The view gp_toolkit.gp_skew_coefficients is used to show data distribution skew and this article describes how Greenplum calculates the value of the column "skccoeff" on gp_toolkit.gp_skew_coefficients view.
According to the Greenplum Administrator Guide, the column "skccoeff" is "The coefficient of variation (CV), which is calculated as the standard deviation divided by the average." In addition, the "standard deviation" and "average" are based on (select gp_segment_id,count(*) from group by gp_segment_id).

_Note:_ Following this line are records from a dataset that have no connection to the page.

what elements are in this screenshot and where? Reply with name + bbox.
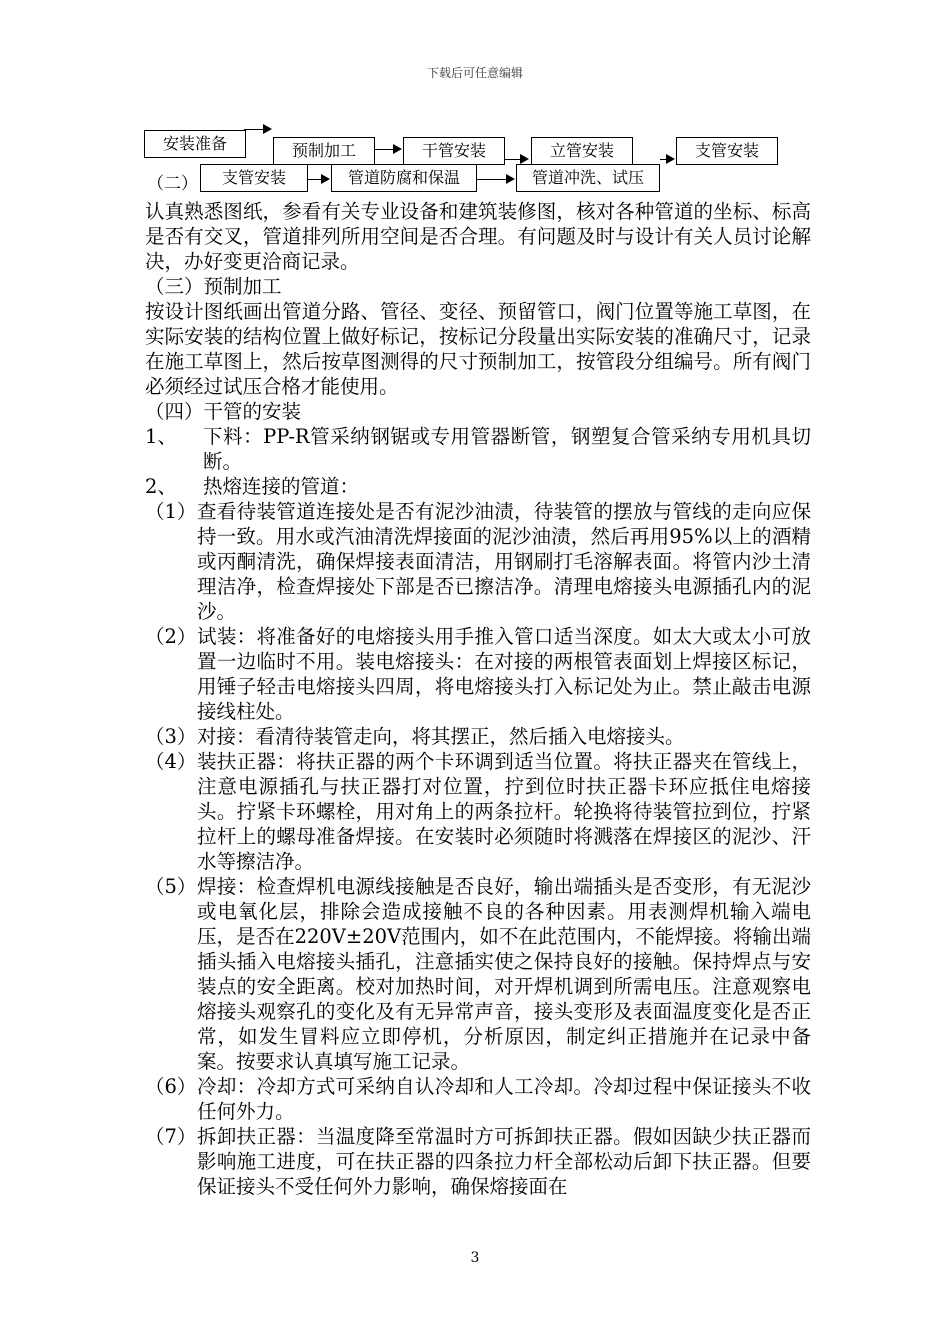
section-heading-prefab: （三）预制加工 <box>145 275 282 298</box>
connector-line <box>244 129 264 130</box>
flow-box-anticorrosion: 管道防腐和保温 <box>331 164 477 192</box>
page-header: 下载后可任意编辑 <box>426 66 523 80</box>
sub-number: （2） <box>145 625 197 648</box>
paragraph-drawing-review: 认真熟悉图纸，参看有关专业设备和建筑装修图，核对各种管道的坐标、标高是否有交叉，管道排列所用空间是否合理。有问题及时与设计有关人员讨论解决，办好变更洽商记录。 <box>145 200 811 273</box>
sub-item <box>145 724 811 749</box>
sub-item <box>145 749 811 874</box>
flow-box-flush-test: 管道冲洗、试压 <box>516 164 660 192</box>
flow-box-branch: 支管安装 <box>200 164 308 192</box>
flow-box-prefab: 预制加工 <box>273 137 375 165</box>
sub-number: （1） <box>145 500 197 523</box>
list-number: 1、 <box>145 425 177 448</box>
sub-text: 冷却：冷却方式可采纳自认冷却和人工冷却。冷却过程中保证接头不收任何外力。 <box>197 1075 811 1123</box>
sub-item <box>145 1074 811 1124</box>
sub-item <box>145 874 811 1074</box>
list-number: 2、 <box>145 475 177 498</box>
sub-item <box>145 624 811 724</box>
sub-number: （7） <box>145 1125 197 1148</box>
section-heading-main-pipe: （四）干管的安装 <box>145 400 302 423</box>
list-item <box>145 474 811 499</box>
flow-box-branch-right: 支管安装 <box>676 137 778 165</box>
flow-box-main-pipe: 干管安装 <box>403 137 505 165</box>
paragraph-prefab: 按设计图纸画出管道分路、管径、变径、预留管口，阀门位置等施工草图，在实际安装的结构位置上做好标记，按标记分段量出实际安装的准确尺寸，记录在施工草图上，然后按草图测得的尺寸预制加工，按管段分组编号。所有阀门必须经过试压合格才能使用。 <box>145 300 811 398</box>
section-fragment: （二） <box>147 174 198 194</box>
sub-number: （5） <box>145 875 197 898</box>
document-body <box>145 199 811 1199</box>
sub-text: 焊接：检查焊机电源线接触是否良好，输出端插头是否变形，有无泥沙或电氧化层，排除会造成接触不良的各种因素。用表测焊机输入端电压，是否在220V±20V范围内，如不在此范围内，不能焊接。将输出端插头插入电熔接头插孔，注意插实使之保持良好的接触。保持焊点与安装点的安全距离。校对加热时间，对开焊机调到所需电压。注意观察电熔接头观察孔的变化及有无异常声音，接头变形及表面温度变化是否正常，如发生冒料应立即停机，分析原因，制定纠正措施并在记录中备案。按要求认真填写施工记录。 <box>197 875 811 1073</box>
arrow-icon <box>520 154 529 164</box>
sub-number: （4） <box>145 750 197 773</box>
list-item <box>145 424 811 474</box>
arrow-icon <box>263 124 272 134</box>
sub-item <box>145 499 811 624</box>
sub-text: 试装：将准备好的电熔接头用手推入管口适当深度。如太大或太小可放置一边临时不用。装电熔接头：在对接的两根管表面划上焊接区标记，用锤子轻击电熔接头四周，将电熔接头打入标记处为止。禁止敲击电源接线柱处。 <box>197 625 811 723</box>
sub-number: （6） <box>145 1075 197 1098</box>
sub-text: 对接：看清待装管走向，将其摆正，然后插入电熔接头。 <box>197 725 685 748</box>
arrow-icon <box>393 144 402 154</box>
arrow-icon <box>506 174 515 184</box>
sub-text: 查看待装管道连接处是否有泥沙油渍，待装管的摆放与管线的走向应保持一致。用水或汽油清洗焊接面的泥沙油渍，然后再用95%以上的酒精或丙酮清洗，确保焊接表面清洁，用钢刷打毛溶解表面。将管内沙土清理洁净，检查焊接处下部是否已擦洁净。清理电熔接头电源插孔内的泥沙。 <box>197 500 811 623</box>
flow-box-riser: 立管安装 <box>531 137 633 165</box>
arrow-icon <box>321 174 330 184</box>
sub-text: 装扶正器：将扶正器的两个卡环调到适当位置。将扶正器夹在管线上，注意电源插孔与扶正器打对位置，拧到位时扶正器卡环应抵住电熔接头。拧紧卡环螺栓，用对角上的两条拉杆。轮换将待装管拉到位，拧紧拉杆上的螺母准备焊接。在安装时必须随时将溅落在焊接区的泥沙、汗水等擦洁净。 <box>197 750 811 873</box>
connector-line <box>477 179 507 180</box>
sub-number: （3） <box>145 725 197 748</box>
page-number: 3 <box>470 1250 480 1266</box>
sub-item <box>145 1124 811 1199</box>
connector-line <box>374 149 394 150</box>
list-text: 热熔连接的管道： <box>203 475 360 498</box>
sub-text: 拆卸扶正器：当温度降至常温时方可拆卸扶正器。假如因缺少扶正器而影响施工进度，可在扶正器的四条拉力杆全部松动后卸下扶正器。但要保证接头不受任何外力影响，确保熔接面在 <box>197 1125 811 1198</box>
connector-line <box>505 159 521 160</box>
arrow-icon <box>666 154 675 164</box>
flow-box-prepare: 安装准备 <box>144 130 246 158</box>
connector-line <box>308 179 322 180</box>
list-text: 下料：PP-R管采纳钢锯或专用管器断管，钢塑复合管采纳专用机具切断。 <box>203 425 811 473</box>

For example, The "skccoeff" on gp_toolkit.gp_skew_coefficients for testtable is:
gpadmin=# Select * from gp_toolkit.gp_skew_coefficients where skcrelname='testtable'. skcoid | skcnamespace | skcrelname | skccoeff --------+--------------+------------+----------------------- 252064 | public | testtable | 624.49979983984029000
And, that SQL that is used to calculate the column "skccoeff" value is:
gpadmin=# Select STDDEV(cnt)/avg(cnt)*100 from ( select gp_segment_id segid,count(*) cnt from testtable group by gp_segment_id union all ( select tmp2.content segid,0 cnt from gp_segment_configuration tmp2 where tmp2.content not in (select gp_segment_id segid from testtable group by gp_segment_id) and tmp2.role='p' and tmp2.content<>-1 ) ) tmpc; ?column? ---------------------- 624.4997998398402900
Pivotal Greenplum Database (GPDB) all versions